Real World Implications

Based on the story in the film, the changing technology could have adverse impacts on human life shortly. Currently, genetic engineering is being practiced by most scientists, which includes examination of genes, and only those that are suitable and resistant against various disease types are utilized in making the genetic composition of an individual (MacKellar, 2015). Soon, human conception process could be purely changed from natural to genetically artificial, which would involve genetic manipulation. Genetic engineering might also give birth to a new type of discrimination, whereby the naturally born babies will be seen as less valuable compared to those conceived through the process of gene manipulation (MacKellar, 2015). As stated in the movie, genetic composition of a person will be used to determine his or her social class, consequently playing a significant role in determining the kind of occupation an individual gets. People with genetically modified genes will be given an upper hand in acquiring essential functions and jobs in the society as compared to the naturally born individuals.

Conclusion

According to the evidence provided in the movie Gattaca (1997), the idea of genetic engineering in the conception of human beings comes with both advantages and drawbacks. First, those conceived through the eugenic process have certain benefits such reduced probability of contracting diseases. Furthermore, such people would be made of a surely perfect genetic composition, which would assure for them good physical and mental qualities. On the other hand, the eugenic process causes those who are naturally born to be discriminated in many societal fields such as job allocation and class determination., In the movie Gattaca (1997), Vincent is seen as an ‘invalid’ individual and cannot proceed with his astronautic mission unless he impersonates a ‘genetically perfect’ person.
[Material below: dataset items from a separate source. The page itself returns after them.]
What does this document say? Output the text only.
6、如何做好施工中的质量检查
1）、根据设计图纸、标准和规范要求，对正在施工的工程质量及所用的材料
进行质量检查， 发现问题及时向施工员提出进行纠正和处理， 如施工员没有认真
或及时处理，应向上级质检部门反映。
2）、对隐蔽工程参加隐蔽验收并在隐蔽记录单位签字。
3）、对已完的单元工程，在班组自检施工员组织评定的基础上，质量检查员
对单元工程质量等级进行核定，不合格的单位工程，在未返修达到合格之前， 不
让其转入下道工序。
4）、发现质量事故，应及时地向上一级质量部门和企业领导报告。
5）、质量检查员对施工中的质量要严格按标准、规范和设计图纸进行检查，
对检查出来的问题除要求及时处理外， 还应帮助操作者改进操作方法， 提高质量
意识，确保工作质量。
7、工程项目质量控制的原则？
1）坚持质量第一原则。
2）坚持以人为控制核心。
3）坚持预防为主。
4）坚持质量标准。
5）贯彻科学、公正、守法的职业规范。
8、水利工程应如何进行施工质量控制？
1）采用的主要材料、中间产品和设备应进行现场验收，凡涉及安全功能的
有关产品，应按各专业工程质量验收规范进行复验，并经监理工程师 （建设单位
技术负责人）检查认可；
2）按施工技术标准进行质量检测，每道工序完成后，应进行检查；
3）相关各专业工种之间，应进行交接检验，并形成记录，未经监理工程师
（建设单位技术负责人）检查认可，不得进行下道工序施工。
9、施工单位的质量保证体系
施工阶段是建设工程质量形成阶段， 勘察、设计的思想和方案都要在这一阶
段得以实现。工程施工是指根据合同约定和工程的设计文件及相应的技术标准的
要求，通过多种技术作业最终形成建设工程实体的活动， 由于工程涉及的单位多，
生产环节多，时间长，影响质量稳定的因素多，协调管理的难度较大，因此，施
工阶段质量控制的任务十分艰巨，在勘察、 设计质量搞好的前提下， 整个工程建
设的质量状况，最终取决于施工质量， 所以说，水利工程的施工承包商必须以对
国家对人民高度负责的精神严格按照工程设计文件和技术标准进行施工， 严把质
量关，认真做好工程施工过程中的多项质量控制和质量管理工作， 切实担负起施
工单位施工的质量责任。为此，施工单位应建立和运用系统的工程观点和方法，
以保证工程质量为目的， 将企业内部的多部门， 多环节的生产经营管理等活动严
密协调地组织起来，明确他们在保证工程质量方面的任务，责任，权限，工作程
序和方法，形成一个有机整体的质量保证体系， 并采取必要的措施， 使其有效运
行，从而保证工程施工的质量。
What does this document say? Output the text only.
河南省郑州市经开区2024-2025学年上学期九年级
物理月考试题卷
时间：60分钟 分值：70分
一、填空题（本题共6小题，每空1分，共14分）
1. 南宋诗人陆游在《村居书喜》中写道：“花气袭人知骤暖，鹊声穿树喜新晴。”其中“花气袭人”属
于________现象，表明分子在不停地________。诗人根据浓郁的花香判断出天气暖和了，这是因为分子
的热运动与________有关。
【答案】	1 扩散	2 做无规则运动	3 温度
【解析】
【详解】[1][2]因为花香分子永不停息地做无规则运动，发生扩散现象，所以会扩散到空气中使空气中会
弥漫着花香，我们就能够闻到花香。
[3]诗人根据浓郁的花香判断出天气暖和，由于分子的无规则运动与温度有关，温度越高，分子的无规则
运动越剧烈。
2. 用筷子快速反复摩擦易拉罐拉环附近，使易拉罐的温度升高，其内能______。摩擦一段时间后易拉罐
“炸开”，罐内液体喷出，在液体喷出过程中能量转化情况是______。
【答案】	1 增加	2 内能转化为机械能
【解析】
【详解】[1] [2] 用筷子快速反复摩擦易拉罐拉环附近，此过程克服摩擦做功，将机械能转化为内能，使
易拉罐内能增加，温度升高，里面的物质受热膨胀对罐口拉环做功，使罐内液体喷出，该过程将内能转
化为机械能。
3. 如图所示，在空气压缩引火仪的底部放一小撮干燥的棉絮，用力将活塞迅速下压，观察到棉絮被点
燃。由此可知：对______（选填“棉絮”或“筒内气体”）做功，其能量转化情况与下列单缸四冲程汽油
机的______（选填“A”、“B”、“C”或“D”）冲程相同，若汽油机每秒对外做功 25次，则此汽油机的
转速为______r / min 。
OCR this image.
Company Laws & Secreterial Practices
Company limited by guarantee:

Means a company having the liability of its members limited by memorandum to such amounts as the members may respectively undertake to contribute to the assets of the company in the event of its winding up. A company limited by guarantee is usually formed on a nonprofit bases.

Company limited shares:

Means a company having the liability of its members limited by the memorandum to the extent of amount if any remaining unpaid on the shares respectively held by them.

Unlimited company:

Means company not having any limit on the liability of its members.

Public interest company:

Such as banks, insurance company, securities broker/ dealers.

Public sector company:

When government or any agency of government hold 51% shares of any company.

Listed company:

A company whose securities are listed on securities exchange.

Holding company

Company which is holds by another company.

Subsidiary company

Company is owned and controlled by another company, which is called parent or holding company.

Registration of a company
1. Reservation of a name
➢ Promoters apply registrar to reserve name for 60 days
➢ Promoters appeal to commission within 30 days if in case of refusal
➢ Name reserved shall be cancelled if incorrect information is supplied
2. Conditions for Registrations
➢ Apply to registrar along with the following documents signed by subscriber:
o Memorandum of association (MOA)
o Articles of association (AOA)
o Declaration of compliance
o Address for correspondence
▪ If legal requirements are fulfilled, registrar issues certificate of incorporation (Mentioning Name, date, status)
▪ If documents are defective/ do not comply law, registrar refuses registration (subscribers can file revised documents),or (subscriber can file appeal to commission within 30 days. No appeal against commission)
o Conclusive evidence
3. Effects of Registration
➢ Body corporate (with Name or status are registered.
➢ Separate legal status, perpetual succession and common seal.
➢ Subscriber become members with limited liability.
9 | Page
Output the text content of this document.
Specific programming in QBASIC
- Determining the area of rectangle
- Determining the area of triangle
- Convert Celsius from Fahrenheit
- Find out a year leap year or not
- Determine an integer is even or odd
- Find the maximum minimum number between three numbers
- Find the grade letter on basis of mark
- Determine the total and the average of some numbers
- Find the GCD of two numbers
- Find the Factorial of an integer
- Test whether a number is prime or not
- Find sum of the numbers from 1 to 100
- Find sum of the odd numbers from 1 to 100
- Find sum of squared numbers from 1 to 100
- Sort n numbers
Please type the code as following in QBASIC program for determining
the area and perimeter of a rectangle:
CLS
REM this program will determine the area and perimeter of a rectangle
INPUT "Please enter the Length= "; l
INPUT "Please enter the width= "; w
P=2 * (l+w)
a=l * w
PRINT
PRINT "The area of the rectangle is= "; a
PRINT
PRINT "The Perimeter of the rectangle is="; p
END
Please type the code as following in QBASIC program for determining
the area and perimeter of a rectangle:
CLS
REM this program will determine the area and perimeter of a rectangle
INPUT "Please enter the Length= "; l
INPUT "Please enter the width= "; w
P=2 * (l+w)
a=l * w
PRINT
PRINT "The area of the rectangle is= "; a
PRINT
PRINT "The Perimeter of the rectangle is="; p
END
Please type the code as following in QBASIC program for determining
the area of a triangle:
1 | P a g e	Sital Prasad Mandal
However, in my opinion, from the two conception processes, natural conception is the best option since one cannot be sure about what those born through eugenic procedures could become. Furthermore, genetic engineering goes against the fundamental moral principles.

References

Gattaca. (2017). Gattaca (1997). IMDb. Retrieved 7 December 2017, from http://www.imdb.com/title/tt0119177/plotsummary

MacKellar. (2015). Film review: Gattaca. Human Reproduction & Genetic Ethics, 4(2), 50-50. http://dx.doi.org/10.1179/hrge.4.2.n0317115541q35pu

Niccol, A. (2015). Gattaca (1997). America: Jersey Films.